Then, just around the corner was one of the most beautiful squares in Italy, the Piazza del Popolo, opening up at the highest point of Todi, the top of Nidoli hill (398 m above sea level). The Piazza del Popolo, or people's square, is a large central square built above Roman cisterns, a monumental system built in the 1st century BC, and are over 80m long. The cisterns were part of a rainwater storage and drainage system that carried water from the Forum - as now, the main square overhead - to the valley below. They also served to support the Forum, the public square of the ancient town of Tuder, which was even larger than the medieval and current square.

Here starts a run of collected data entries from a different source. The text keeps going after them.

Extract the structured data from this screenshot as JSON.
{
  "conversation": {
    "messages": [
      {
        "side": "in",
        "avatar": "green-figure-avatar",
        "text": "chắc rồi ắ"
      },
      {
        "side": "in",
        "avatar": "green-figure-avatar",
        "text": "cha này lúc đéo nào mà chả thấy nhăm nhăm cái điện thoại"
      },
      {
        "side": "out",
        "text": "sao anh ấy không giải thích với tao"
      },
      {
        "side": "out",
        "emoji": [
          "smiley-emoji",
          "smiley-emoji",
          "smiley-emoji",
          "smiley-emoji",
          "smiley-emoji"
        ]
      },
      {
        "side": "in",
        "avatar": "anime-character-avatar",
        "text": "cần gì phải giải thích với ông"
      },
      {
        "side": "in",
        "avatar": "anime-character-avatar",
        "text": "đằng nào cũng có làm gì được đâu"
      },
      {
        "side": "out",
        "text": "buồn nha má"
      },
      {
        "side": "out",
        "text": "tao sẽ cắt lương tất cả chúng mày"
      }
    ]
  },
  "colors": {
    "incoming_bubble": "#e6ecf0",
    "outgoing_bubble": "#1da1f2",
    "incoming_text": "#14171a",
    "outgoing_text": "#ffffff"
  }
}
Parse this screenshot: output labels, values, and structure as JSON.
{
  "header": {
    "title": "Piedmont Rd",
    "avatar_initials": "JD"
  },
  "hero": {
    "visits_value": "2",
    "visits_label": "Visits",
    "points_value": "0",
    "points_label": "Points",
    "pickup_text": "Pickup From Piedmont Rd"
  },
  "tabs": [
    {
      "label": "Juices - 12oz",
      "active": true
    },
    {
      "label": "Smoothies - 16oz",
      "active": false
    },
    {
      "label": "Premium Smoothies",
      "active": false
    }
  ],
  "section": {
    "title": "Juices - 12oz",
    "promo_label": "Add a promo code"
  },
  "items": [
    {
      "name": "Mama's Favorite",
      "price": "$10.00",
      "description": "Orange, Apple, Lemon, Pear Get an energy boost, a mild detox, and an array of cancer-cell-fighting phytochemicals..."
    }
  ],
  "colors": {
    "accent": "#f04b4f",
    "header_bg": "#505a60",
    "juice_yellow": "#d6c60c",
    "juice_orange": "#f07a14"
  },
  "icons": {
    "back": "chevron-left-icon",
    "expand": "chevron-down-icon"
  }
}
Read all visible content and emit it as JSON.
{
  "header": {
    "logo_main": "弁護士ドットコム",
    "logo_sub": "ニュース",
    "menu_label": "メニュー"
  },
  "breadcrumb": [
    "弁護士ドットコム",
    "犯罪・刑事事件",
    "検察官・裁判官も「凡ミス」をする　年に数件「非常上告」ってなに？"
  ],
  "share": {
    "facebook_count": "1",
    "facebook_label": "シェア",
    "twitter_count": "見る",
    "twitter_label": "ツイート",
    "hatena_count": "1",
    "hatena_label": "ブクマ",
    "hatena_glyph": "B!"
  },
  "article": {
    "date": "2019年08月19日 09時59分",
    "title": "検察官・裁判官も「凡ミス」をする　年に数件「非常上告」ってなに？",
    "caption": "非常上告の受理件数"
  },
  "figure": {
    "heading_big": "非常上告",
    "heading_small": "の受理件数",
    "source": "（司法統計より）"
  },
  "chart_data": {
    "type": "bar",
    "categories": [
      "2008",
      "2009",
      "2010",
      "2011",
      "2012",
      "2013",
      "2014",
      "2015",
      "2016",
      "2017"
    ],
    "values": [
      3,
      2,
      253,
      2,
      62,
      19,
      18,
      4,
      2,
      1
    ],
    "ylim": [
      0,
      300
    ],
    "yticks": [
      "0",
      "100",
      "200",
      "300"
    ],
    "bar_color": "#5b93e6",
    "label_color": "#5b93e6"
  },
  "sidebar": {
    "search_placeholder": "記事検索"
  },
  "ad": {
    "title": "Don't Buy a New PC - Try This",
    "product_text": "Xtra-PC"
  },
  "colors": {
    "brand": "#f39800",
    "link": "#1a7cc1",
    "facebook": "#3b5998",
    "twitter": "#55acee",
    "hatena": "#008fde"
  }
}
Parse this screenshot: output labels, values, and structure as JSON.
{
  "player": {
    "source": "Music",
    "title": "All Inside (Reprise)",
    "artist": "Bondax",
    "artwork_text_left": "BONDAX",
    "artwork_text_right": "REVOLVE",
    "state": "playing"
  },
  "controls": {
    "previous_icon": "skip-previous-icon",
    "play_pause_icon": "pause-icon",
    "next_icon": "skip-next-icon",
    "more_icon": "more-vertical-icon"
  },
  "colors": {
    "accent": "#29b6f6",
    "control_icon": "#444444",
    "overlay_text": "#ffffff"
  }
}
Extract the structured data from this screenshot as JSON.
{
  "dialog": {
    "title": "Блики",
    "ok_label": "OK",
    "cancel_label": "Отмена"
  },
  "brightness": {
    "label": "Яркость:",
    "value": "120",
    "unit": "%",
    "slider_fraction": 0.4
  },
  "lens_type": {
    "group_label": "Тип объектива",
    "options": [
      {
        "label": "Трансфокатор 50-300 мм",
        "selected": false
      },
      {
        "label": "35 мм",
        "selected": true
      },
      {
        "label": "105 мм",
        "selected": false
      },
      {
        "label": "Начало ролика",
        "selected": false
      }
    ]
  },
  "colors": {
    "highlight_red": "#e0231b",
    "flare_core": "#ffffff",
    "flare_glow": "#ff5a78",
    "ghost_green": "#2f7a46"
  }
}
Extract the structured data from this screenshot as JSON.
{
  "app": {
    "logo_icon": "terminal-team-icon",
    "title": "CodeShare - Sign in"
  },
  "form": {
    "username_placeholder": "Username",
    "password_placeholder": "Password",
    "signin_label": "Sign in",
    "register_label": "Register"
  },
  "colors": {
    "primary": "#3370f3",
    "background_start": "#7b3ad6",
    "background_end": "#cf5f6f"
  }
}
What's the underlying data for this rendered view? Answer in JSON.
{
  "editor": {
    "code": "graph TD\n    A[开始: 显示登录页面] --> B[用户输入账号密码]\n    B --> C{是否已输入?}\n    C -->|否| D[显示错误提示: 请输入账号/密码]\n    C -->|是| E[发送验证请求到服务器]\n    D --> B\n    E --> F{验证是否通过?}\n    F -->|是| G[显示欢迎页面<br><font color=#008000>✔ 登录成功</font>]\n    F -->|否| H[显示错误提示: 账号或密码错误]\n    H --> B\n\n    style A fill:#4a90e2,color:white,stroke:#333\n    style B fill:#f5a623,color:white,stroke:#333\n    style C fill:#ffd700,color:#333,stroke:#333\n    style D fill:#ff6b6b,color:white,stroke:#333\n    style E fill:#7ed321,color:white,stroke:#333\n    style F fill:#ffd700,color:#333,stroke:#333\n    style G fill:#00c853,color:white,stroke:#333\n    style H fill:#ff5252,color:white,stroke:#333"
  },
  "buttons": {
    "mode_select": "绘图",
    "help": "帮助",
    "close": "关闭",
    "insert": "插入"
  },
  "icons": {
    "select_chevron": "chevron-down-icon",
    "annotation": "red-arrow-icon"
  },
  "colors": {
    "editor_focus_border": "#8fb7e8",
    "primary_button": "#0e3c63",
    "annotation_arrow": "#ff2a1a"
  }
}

Standing in the square, where a wedding ceremony was taking place, I was awestruck by the buildings around me. This was the real heart of the city, where the most important buildings of secular and religious power stood: the Palazzo del Popolo (or del Podestà), the Palazzo del Capitano and the Palazzo dei Priori, built between the 13th and 14th centuries, and, at the other end, the Cathedral of Maria Santissima Annunziata, documented from the 12th century and altered several times in later periods.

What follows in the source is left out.